O dia em que fomos meninos

Ouvi ao longe disparos de fuzis e gritos. Em seguida, muita correria entre as choupanas da aldeia. Levantei a vista por uma fresta da janela e vi uma menina, vizinha nossa, cair morta – o corpo estraçalhado, banhado em sangue; os olhos esbugalhados, como a denunciar o horror. Por instinto, recolhi incontinenti minha mulher e meus três filhos, ordenei que se calassem, e ficamos encolhidos nos fundos, esperando a morte passar sem nos perceber.

Aparentemente não nos notariam os milicianos do séquito de Mobutu. Prosseguiriam em sua senda de loucura, dizimando qualquer sinal de vida humana pelos arredores de Brazzaville. Entretanto, para nossa infelicidade, o rádio de pilha voltou a funcionar. Diretamente da Argentina, o locutor transmitia a final da copa de 78.

Seria muita sorte se os cães de Kinshasa não ouvissem a voz cheia de interferência. Em menos de dez segundos, cinco soldados invadiram o barraco. Meus meninos – o mais velho de 8 anos – gritavam desesperados. O medo petrificou minha esposa, que não esboçou reação.

O líder do bando apontou o fuzil em nossa direção. Estremeci ante o ódio expresso no semblante daquele jovem de cerca de 18 anos. Era o fim, a hora mais inevitável.

Então, o radinho reverberou o gol de Kempes contra a Holanda. O assassino parou e escutou com interesse. Durante a breve distração, observou uma foto antiga, presa à parede, que passara despercebida. E assim se quedou por minutos, até que um de seus companheiros o chamasse de volta à ação.

Visivelmente perturbado, exigiu que me aproximasse.

– Você também esteve lá?

Expliquei que sim, que estive lá. “Lá” era o estádio de Brazzaville, onde Pelé jogou em 1969. O Rei interrompeu a guerra fratricida, uma das muitas que castigam a África. Foi escoltado pelas forças de Kinshasa até o nosso lado. Ao retornar, teve de exibir seu talento também na capital do Congo Belga. Após a rápida trégua, a guerra recomeçou.

Na foto, estávamos eu – então um jovem de 18 anos – e diversos garotos, vindos de variadas regiões do Congo, em volta do Rei, com seu sorriso carismático. Ele trouxera consigo cinco meninos do lado inimigo, numa medida diplomática. Um deles agora chorava à minha frente, ao se lembrar daquele dia.

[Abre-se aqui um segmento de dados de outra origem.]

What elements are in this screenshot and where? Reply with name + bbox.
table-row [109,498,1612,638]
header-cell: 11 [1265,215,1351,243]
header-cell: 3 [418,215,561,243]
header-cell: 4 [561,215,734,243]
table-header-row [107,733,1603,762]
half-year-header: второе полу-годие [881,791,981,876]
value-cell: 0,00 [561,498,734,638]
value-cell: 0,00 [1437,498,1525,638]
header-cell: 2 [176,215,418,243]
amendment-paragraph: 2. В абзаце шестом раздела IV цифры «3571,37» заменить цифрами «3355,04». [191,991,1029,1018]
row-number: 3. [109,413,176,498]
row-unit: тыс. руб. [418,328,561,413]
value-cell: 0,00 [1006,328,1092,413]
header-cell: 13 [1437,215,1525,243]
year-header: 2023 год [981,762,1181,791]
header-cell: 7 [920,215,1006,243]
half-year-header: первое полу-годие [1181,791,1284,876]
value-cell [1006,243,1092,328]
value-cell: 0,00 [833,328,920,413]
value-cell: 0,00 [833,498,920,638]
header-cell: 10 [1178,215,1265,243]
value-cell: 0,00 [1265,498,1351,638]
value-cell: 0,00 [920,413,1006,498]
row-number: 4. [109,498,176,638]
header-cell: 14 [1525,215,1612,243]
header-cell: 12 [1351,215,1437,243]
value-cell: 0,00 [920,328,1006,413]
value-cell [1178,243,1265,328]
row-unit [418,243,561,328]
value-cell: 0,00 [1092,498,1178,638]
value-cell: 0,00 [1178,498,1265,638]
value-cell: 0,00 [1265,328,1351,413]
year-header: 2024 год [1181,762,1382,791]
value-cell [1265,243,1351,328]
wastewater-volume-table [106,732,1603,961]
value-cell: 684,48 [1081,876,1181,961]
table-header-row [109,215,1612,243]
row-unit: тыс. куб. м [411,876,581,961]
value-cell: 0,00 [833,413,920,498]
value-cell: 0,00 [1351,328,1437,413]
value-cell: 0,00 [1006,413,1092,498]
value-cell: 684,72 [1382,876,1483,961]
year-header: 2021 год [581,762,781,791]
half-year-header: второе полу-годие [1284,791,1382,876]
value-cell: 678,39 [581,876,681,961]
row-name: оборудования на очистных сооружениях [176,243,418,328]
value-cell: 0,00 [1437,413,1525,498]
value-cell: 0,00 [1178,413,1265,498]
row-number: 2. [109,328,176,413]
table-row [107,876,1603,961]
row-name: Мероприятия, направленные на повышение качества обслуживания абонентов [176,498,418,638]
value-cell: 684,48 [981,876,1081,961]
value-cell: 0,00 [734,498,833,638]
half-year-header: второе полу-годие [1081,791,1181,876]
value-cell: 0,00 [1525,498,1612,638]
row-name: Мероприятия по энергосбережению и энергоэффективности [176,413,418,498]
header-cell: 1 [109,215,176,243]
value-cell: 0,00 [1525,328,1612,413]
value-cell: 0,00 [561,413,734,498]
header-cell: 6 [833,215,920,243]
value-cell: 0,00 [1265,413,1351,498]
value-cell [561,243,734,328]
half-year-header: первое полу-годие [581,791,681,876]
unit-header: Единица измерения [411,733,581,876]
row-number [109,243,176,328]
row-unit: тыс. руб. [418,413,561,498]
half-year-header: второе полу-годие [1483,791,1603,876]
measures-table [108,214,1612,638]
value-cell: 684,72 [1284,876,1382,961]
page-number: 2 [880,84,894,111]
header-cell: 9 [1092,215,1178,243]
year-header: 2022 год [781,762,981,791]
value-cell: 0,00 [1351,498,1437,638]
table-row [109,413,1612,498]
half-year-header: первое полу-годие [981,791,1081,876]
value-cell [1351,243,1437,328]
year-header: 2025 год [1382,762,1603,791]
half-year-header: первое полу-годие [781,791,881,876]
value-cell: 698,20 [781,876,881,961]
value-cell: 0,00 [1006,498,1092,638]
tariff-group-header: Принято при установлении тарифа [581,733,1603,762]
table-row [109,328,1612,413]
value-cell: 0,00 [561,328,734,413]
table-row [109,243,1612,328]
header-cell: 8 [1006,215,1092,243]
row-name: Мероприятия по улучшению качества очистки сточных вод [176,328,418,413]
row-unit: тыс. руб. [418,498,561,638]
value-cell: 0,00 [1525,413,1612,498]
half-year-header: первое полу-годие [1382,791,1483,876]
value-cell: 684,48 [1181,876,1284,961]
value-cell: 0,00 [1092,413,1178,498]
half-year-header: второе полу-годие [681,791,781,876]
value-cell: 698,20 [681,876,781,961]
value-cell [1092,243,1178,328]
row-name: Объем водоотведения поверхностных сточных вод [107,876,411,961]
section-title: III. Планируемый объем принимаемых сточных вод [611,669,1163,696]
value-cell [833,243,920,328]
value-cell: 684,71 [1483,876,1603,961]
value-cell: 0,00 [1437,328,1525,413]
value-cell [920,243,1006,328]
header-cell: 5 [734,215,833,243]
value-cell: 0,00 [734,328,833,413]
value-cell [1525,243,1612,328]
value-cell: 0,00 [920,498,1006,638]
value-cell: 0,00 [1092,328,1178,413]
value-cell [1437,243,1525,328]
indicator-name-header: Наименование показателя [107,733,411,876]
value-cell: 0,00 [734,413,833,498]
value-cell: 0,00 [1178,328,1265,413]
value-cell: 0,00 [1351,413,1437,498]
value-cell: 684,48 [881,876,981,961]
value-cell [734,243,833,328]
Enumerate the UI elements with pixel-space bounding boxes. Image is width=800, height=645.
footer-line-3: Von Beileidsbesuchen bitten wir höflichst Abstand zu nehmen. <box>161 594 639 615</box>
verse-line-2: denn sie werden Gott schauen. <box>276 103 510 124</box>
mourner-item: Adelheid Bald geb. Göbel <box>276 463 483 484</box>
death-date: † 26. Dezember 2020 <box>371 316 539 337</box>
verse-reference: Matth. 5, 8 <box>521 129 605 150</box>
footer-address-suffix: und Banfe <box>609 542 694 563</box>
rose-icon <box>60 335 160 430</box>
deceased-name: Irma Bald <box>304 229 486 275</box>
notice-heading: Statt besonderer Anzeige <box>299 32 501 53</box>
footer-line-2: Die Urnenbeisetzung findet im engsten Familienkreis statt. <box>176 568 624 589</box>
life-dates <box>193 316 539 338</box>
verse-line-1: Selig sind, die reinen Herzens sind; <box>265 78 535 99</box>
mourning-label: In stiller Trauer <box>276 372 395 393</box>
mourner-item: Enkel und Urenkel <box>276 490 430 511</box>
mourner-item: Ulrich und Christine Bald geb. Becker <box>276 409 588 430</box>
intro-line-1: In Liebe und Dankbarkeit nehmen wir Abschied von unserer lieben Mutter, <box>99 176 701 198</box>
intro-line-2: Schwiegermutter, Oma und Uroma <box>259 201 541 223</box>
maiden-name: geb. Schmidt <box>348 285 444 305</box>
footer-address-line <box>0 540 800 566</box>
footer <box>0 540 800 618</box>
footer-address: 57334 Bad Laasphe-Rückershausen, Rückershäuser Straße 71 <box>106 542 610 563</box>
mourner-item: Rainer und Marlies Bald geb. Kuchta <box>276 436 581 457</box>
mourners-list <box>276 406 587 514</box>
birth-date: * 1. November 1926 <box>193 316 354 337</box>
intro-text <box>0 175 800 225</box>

Pois foi naquele dia, repleto de ludismo, que o meu provável algoz viveu os últimos momentos de sua infância. A irracionalidade do conflito tragou o menino, transformado em pequeno homem, senhor do destino de quem atravessasse seu caminho.

Mas não seríamos mais vítimas. Ao seu comando, os outros milicianos depuseram as armas. E lá ficamos, conversando, rememorando os passes mágicos de Pelé, a fantasia do drible. Por alguns instantes, era como se fôssemos velhos amigos, inebriados pela arte do futebol. A narrativa fez com que meus filhos trocassem o pavor pelo deslumbramento.

Os olhos do soldado também brilhavam. Eu podia mesmo jurar que, em certo momento, vi a genialidade de Pelé ressurgir no reflexo de suas memórias. E desejei que todos os soldados do mundo um dia tivessem sido meninos.